Would the NFL ever charge fans to watch the Super Bowl? Meadowlark Media’s John Skipper says it is coming. He said that it could make the league billions more dollars every year.
“I don’t know how many households — I assume it’s half the households who watched — if only a quarter of them are willing to pay $250 to have a party at their house, it would still get you into the billions of dollars for a single game, and that is the single best way I can think of for the NFL to increase their annual revenue stake for their clubs, is to make the Super Bowl a pay-per-view event,” he said earlier this week on The Big Suey podcast.
The Greg Hill Show discussed Skipper’s proposal on WEEI Thursday morning. Host Greg Hill said that if he was asked to pay $250 to watch the Super Bowl, he would expect big changes to the broadcast.
“If I’m gonna pay for it, I don’t want any commercials,” he said. “Do you think they are gonna do away with that money?”

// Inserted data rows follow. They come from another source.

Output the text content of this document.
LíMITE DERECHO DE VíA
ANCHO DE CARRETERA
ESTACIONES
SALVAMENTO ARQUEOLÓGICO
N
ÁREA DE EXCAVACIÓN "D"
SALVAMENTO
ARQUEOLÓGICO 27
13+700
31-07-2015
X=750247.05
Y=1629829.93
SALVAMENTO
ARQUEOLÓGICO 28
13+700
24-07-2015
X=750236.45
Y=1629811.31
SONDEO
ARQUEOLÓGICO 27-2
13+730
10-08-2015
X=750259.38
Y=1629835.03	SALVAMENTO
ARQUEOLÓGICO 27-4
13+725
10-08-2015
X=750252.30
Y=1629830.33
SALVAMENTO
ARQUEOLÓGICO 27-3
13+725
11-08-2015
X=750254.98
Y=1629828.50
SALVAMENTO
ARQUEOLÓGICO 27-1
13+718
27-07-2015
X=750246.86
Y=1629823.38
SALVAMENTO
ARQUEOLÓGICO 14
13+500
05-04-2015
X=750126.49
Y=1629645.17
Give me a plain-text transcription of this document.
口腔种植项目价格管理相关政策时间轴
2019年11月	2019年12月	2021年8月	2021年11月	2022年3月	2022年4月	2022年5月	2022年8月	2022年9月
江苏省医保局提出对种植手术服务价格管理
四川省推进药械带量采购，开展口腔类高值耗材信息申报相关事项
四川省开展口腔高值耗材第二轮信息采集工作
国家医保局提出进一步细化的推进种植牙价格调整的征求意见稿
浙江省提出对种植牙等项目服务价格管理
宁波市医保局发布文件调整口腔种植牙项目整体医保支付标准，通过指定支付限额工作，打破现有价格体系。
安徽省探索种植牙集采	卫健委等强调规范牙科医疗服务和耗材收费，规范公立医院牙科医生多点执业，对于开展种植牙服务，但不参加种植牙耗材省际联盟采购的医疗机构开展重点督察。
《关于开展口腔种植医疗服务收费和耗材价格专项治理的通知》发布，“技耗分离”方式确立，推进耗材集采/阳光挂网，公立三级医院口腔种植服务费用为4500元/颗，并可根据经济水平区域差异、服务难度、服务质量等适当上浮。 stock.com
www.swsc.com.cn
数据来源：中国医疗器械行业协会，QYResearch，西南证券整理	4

The rest of the cast was split on whether the NFL would actually take that step. Producer Chris Curtis was adamant that he expects the league to go down this path. He said when they do, he would expect the other three major American sports leagues to follow suit and make fans pay to see their championship events.
He suggested that despite the popularity of Super Bowl commercials, a pay-per-view event could give fans more access to the game with microphones in huddles and audio of the communication between coaches and quarterbacks being played during times the game would traditionally go to break.
Floyd Mayweather’s exhibition fight with Jake Paul drew 2 million pay-per-view buys. Using that as a base, Curtis suggested a Super Bowl could draw 50 million buys on pay-per-view. If the price tag were set at $250, 50 million buys would result in $12.5 billion in revenue.
Co-host Jermaine Wiggins noted that type of revenue increase would be hard for the NFL to ignore.
“They need more money,” Hill joked. “Roger Goodell is paid $60 million per year. I don’t know how he makes ends meet.”